Bij een plusproject zwerfafval moet gemotiveerd een keuze gemaakt worden uit de verschillende modules, omschreven in artikel 1, onderdelen h tot en met m, om zo tot een integrale aanpak van zwerfafval te komen. Er is geen minimum of maximum gesteld aan het aantal te kiezen modules. De keuzemogelijkheid in de modules maakt het mogelijk om een plusproject te formuleren dat goed aansluit op de resultaten van een recente nulmeting en plan van aanpak overeenkomstig een basisproject. Bij de beoordeling van de subsidieaanvraag zal de gemaakte keuze van de in te zetten modules en de invulling ervan worden beoordeeld op relevantie, onderbouwing en verwacht resultaat, in aansluiting op de analyse van de huidige situatie en het ambitieniveau. Als voorwaarde voor een plusproject geldt verder dat wordt voorzien in een evaluatie aan het einde van het project, uitgevoerd volgens de ‘Handreiking zwerfafval, stap 7. Evaluatie’. In de projectevaluatie dient de verrichte inspanningen en het effect daarvan afgezet te worden tegen de resultaten van de nulmeting. Verder dient aandacht besteed te worden aan de faal- en succesfactoren van het project en de verbeterpunten. De projectevaluatie die wordt opgesteld als resultaat van het project, biedt het Ministerie van VROM de mogelijkheid om de kennis uit de projecten te analyseren en hieruit best-practices te identificeren. Deze best-practices zullen vervolgens worden ingebracht in het Impulsprogramma Zwerfafval en ingebracht in de instrumenten en communicatie die in dit programma ontwikkeld worden. Hierdoor komt de opgedane kennis in de projecten ten goede aan andere gemeenten en stadsdelen in Nederland. Een kopie van de projectevaluatie dient aan SenterNovem toegezonden te worden. Het project dient twee jaar na de subsidieverlening te zijn afgerond. Een gemeente, stadsdeel of samenwerkingsverband kan meerdere plusprojecten uitvoeren mits het voorgaande plusproject bij indiening van de nieuwe aanvraag inhoudelijk is afgerond.

De aanvragen voor plusprojecten worden verder beoordeeld naar de algemene criteria in artikel 6 en de specifieke criteria voor plusprojecten in artikel 8.
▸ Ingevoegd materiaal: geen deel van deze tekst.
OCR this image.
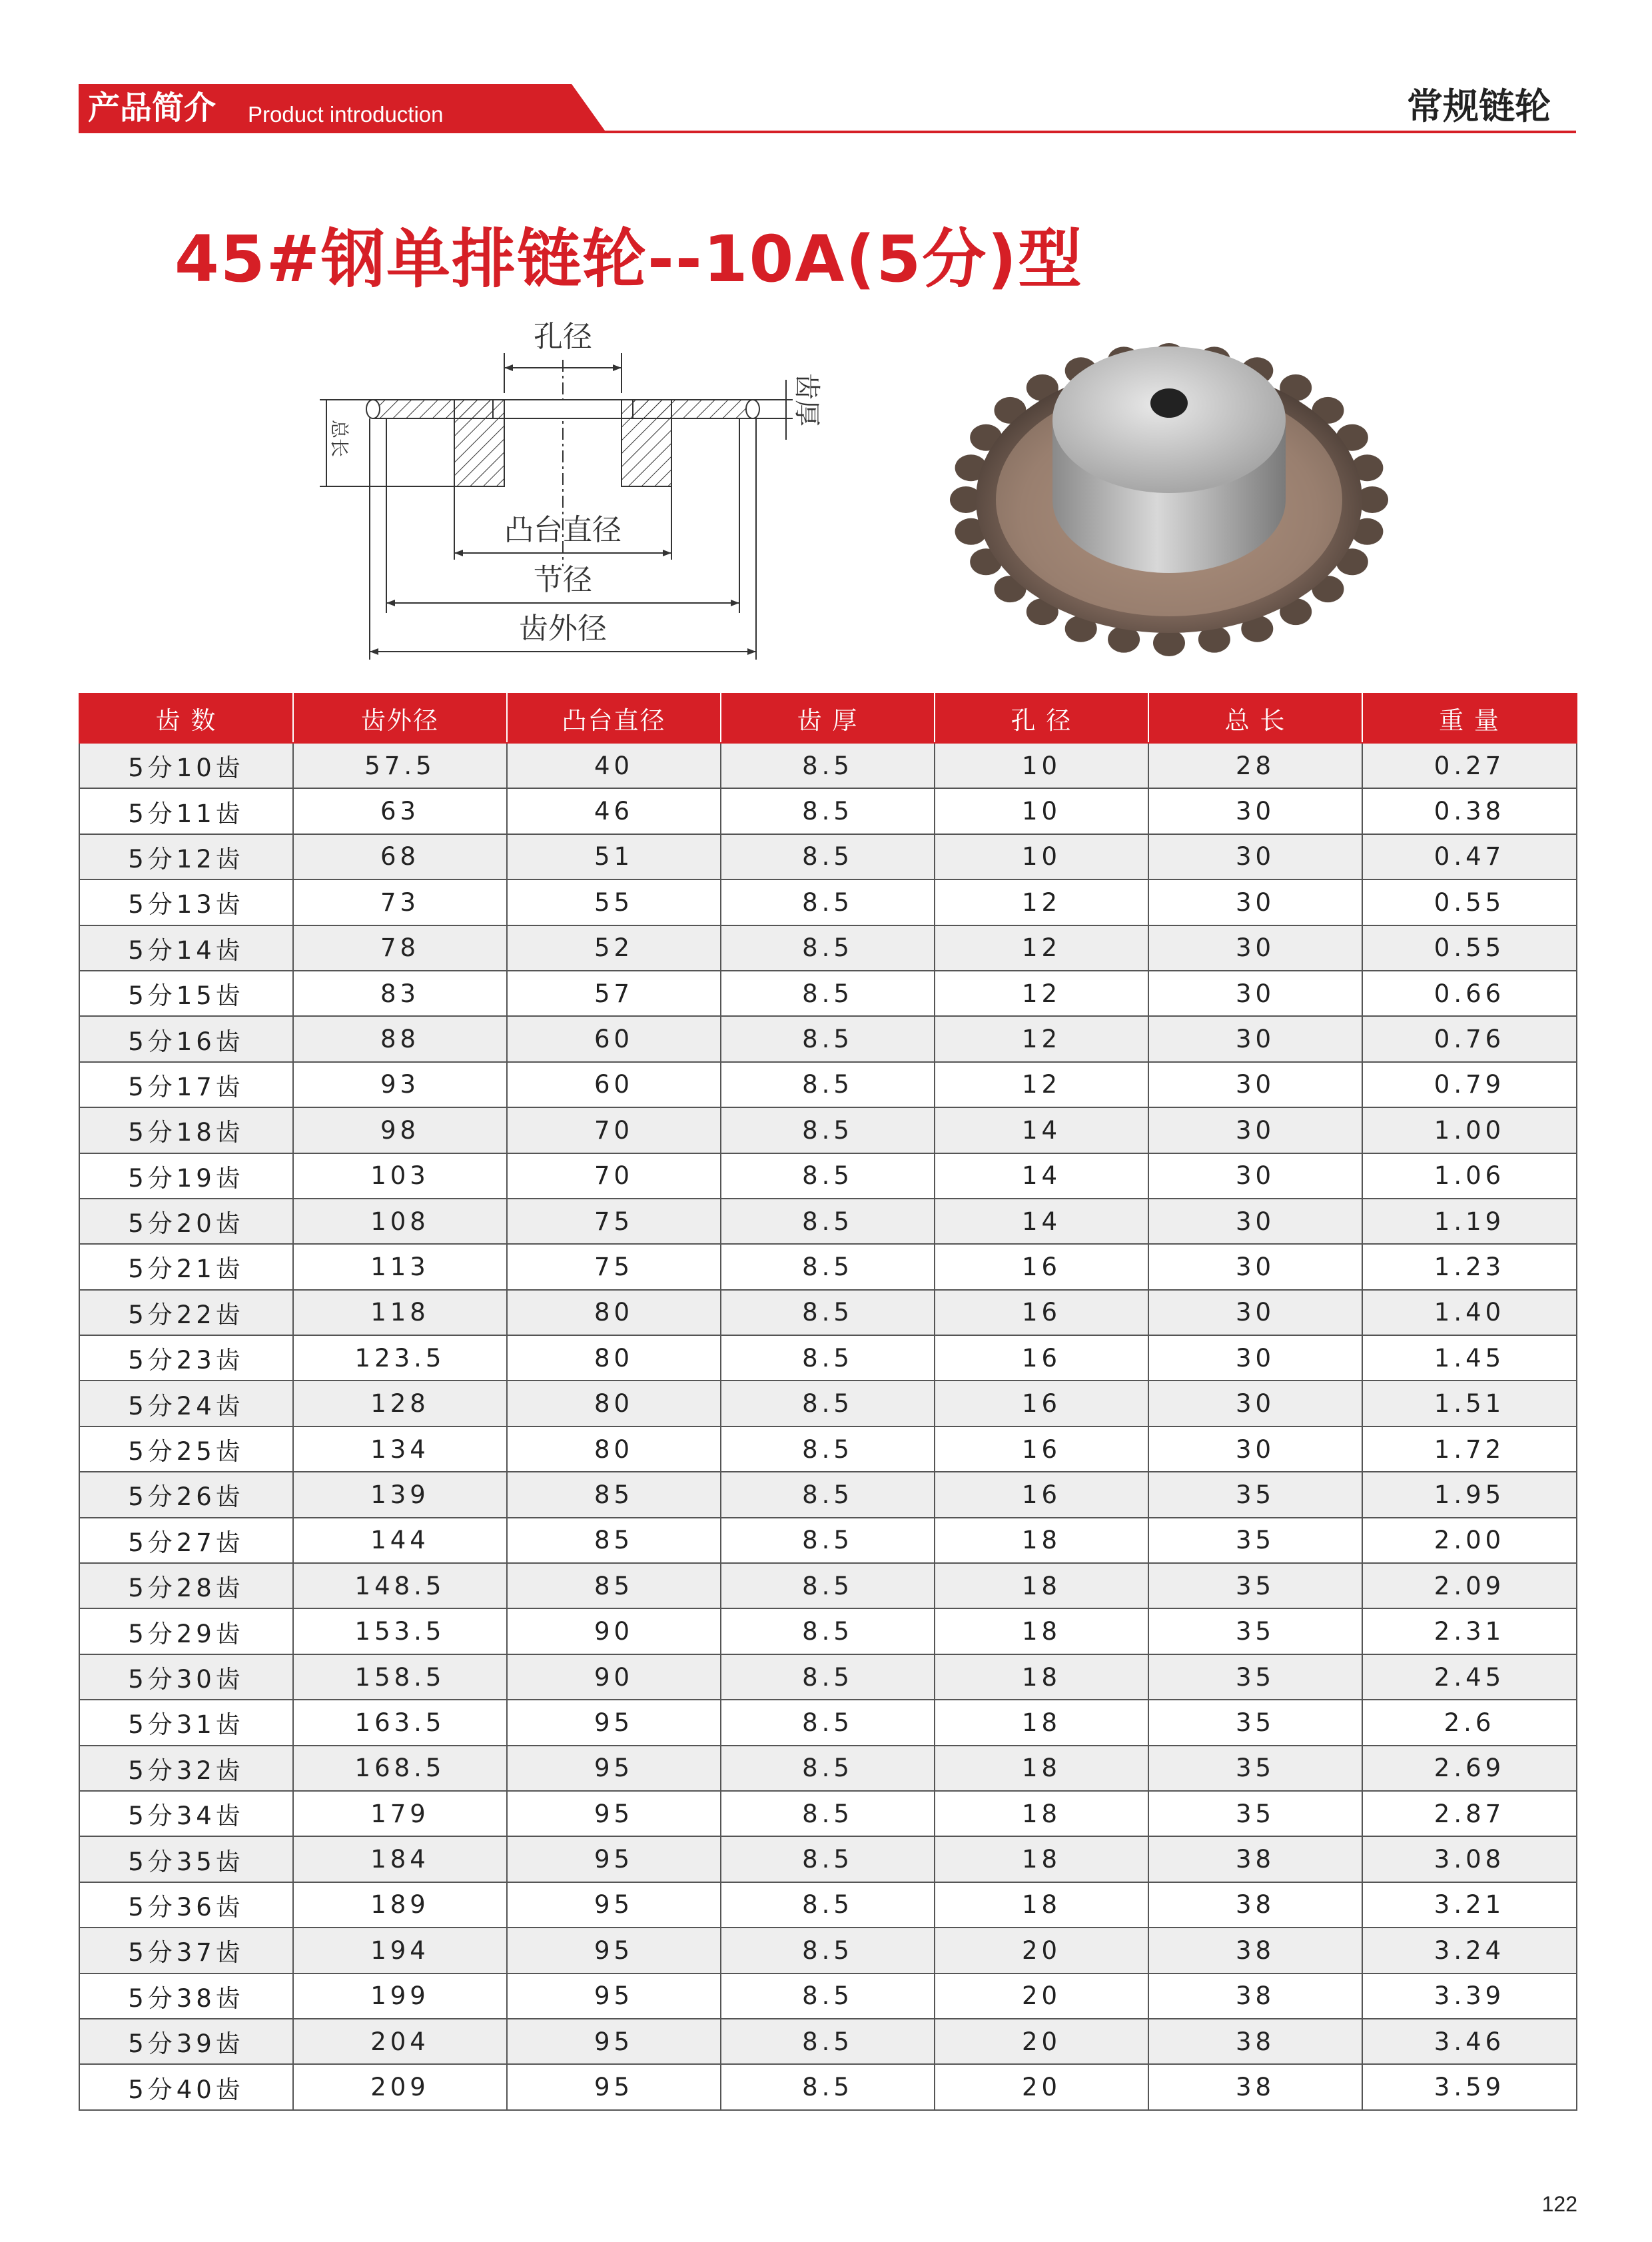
产品简介 Product introduction	常规链轮
45#钢单排链轮--10A(5分)型
孔径
齿厚
总长
凸台直径
节径
齿外径
齿 数	齿外径	凸台直径	齿 厚	孔 径	总 长	重 量
5分10齿	57.5	40	8.5	10	28	0.27
5分11齿	63	46	8.5	10	30	0.38
5分12齿	68	51	8.5	10	30	0.47
5分13齿	73	55	8.5	12	30	0.55
5分14齿	78	52	8.5	12	30	0.55
5分15齿	83	57	8.5	12	30	0.66
5分16齿	88	60	8.5	12	30	0.76
5分17齿	93	60	8.5	12	30	0.79
5分18齿	98	70	8.5	14	30	1.00
5分19齿	103	70	8.5	14	30	1.06
5分20齿	108	75	8.5	14	30	1.19
5分21齿	113	75	8.5	16	30	1.23
5分22齿	118	80	8.5	16	30	1.40
5分23齿	123.5	80	8.5	16	30	1.45
5分24齿	128	80	8.5	16	30	1.51
5分25齿	134	80	8.5	16	30	1.72
5分26齿	139	85	8.5	16	35	1.95
5分27齿	144	85	8.5	18	35	2.00
5分28齿	148.5	85	8.5	18	35	2.09
5分29齿	153.5	90	8.5	18	35	2.31
5分30齿	158.5	90	8.5	18	35	2.45
5分31齿	163.5	95	8.5	18	35	2.6
5分32齿	168.5	95	8.5	18	35	2.69
5分34齿	179	95	8.5	18	35	2.87
5分35齿	184	95	8.5	18	38	3.08
5分36齿	189	95	8.5	18	38	3.21
5分37齿	194	95	8.5	20	38	3.24
5分38齿	199	95	8.5	20	38	3.39
5分39齿	204	95	8.5	20	38	3.46
5分40齿	209	95	8.5	20	38	3.59
122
Artikel 5 (proeftuinprojecten)

In een proeftuinproject kunnen beheerders van een voor het publiek vrij toegankelijke ruimte en direct belanghebbende bij de schoonheid van die ruimte aan de slag met hun kansrijke en innovatieve aanpak van zwerfafval. Deze projecten dienen zich te richten op zaken die nog niet gebruikelijk of gemeengoed zijn. Daarbij is het wel zaak dat het project uitvoerbaar is en de doelen realistisch zijn. Een proeftuinproject dient bij te dragen aan minimaal één van de drie genoemde pijlers van het Impulsprogramma Zwerfafval. Deze betreffen in willekeurige volgorde:

– het stimuleren van gedragsverandering bij burgers, of verandering van het beleid van instellingen of bedrijven met als doel het ontstaan van zwerfafval te voorkomen,

– het efficiënter opruimen van zwerfafval door de beheerders van de vrij toegankelijke ruimte,

of

– het verbeteren van de naleving van de regels met als doel het ontstaan van zwerfafval tegen te gaan.

Projecten afkomstig van producenten van bijvoorbeeld verpakkingen, veegwagens of ander materieel en gericht op productinnovaties, komen niet in aanmerking voor subsidie. Een proeftuinproject wordt net als een plusproject afgesloten met een projectevaluatie uitgevoerd volgens de eerder genoemde ‘Handreiking zwerfafval, stap 7. Evaluatie’ en dient het zelfde doel (zie toelichting bij artikel 4). Het project dient twee jaar na de subsidieverlening te zijn afgerond. Een aanvraag tot subsidieverlening ingediend door een onderneming dient vergezeld te gaan van een de-minimisverklaring (zie het algemene deel van deze toelichting in § 1 onder ‘proeftuinprojecten en staatssteun’).

Artikel 6 (Algemene beoordelingscriteria)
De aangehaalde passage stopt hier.